The general power of the Legislature to appoint trustees to execute trusts cannot be controverted. They are usually appointed by courts, and upon judicial inquiry the chancellor will always supply them rather than that the trust shall lapse. Sometimes, as in the present case, the act is purely ministerial and ex parte, [296]*296and as the authority is derived from the law, the law-making power can do directly, unless forbidden by the fundamental law, what it can authorize a subordinate jurisdiction to do.
The most common instances of the appointment of trustees by the Legislature are when a trustee is. created- by special enactment, as the appointment of trustees with power to sell the property of persons non sui juris, as infants, insane persons, etc. This power, except when expressly prohibited by the local constitution, as now in Missouri, has seldom been denied. (See Rice v. Parkman, 16 Mass. 326; Cochran v. Van Surlay, 20 Wend. 373; Carroll v. Almsted, 16 Ohio, 251; Cooley’s Const. Lim. 97, 106, and cases cited.) It has been recognized by this court in Stewart v. Griffith, 33 Mo. 13; The State, etc., v. Boon, 44 Mo. 254, and Gannet v. Leonard, 47 Mo. 205. The power would not be sustained in the disposition of the property of a person sui juris ; and if the act under consideration created the trust and gave in the first instance the authority to sell, it would clearly be transcending legislative powers.

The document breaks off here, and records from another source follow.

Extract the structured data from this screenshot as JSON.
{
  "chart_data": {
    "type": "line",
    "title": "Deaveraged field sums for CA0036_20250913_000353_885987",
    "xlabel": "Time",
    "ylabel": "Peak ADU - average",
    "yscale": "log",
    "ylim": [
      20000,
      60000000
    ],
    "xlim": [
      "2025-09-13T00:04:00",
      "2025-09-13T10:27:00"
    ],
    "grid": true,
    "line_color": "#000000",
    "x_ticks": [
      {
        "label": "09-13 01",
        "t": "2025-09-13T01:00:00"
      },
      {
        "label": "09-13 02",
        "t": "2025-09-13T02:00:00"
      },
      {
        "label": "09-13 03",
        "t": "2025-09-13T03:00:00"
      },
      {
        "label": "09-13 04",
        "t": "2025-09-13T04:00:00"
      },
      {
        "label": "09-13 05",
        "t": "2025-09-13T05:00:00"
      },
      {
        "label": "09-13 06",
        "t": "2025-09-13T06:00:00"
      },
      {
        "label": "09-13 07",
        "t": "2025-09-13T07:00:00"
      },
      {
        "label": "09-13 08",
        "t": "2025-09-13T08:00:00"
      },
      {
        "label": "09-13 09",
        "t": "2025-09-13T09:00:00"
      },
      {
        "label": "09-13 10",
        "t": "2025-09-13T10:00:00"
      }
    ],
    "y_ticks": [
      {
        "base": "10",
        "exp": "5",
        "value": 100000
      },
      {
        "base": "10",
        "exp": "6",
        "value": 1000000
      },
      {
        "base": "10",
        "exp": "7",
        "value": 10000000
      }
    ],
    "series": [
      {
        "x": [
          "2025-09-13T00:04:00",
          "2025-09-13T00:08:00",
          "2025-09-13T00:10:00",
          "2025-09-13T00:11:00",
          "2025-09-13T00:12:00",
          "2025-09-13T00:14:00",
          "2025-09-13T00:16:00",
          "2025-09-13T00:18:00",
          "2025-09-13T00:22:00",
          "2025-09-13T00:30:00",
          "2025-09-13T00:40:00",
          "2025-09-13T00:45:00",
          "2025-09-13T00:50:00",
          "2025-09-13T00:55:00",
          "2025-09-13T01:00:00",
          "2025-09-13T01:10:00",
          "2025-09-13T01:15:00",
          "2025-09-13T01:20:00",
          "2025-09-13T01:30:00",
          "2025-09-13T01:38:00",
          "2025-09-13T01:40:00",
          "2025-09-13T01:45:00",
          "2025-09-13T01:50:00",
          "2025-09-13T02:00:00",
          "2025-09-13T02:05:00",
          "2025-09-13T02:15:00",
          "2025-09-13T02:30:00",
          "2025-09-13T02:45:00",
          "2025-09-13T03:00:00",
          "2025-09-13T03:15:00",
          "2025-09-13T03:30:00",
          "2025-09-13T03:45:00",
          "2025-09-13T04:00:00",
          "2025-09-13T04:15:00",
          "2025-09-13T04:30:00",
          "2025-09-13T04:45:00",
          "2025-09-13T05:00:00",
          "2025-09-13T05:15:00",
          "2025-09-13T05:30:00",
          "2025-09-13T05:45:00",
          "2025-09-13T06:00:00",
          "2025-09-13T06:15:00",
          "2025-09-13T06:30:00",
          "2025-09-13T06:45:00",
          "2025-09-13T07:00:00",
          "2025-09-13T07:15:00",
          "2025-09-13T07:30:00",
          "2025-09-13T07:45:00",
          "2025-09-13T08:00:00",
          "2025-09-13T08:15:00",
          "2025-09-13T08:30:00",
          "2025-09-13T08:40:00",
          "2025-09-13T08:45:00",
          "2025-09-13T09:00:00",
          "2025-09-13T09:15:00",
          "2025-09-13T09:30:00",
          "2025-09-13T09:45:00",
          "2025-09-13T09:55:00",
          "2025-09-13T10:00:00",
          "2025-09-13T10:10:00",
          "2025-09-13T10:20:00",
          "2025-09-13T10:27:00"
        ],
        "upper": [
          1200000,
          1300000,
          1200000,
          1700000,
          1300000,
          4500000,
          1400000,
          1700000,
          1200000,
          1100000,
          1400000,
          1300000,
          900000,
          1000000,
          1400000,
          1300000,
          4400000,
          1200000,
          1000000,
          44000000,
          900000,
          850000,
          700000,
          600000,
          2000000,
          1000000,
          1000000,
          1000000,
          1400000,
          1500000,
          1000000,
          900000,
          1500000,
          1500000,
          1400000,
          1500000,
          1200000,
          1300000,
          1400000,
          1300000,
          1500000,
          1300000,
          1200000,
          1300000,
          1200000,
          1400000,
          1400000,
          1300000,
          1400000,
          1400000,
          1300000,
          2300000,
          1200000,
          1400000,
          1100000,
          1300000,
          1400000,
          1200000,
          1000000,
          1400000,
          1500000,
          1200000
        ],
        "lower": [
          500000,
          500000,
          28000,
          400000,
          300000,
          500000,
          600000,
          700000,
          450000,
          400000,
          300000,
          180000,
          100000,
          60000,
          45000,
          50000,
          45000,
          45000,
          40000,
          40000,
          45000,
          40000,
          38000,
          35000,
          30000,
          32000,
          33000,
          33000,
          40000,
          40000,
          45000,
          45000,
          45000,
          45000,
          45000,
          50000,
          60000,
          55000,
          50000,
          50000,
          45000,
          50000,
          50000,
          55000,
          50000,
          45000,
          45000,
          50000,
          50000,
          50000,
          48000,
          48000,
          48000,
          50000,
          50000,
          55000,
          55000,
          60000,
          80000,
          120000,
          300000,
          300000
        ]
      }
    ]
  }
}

I find no provision of the constitution then in force that was violated by the act designating the trustee, and his action is admitted to be regular. The loss of the property was by the deed of the party then owning it, and- no injustice or hardship is complained of. Without, then, considering the defendants’ objections to the plaintiff’s right to sue, the action of the court - below was radically wrong, and its judgment will be reversed and the petition dismissed.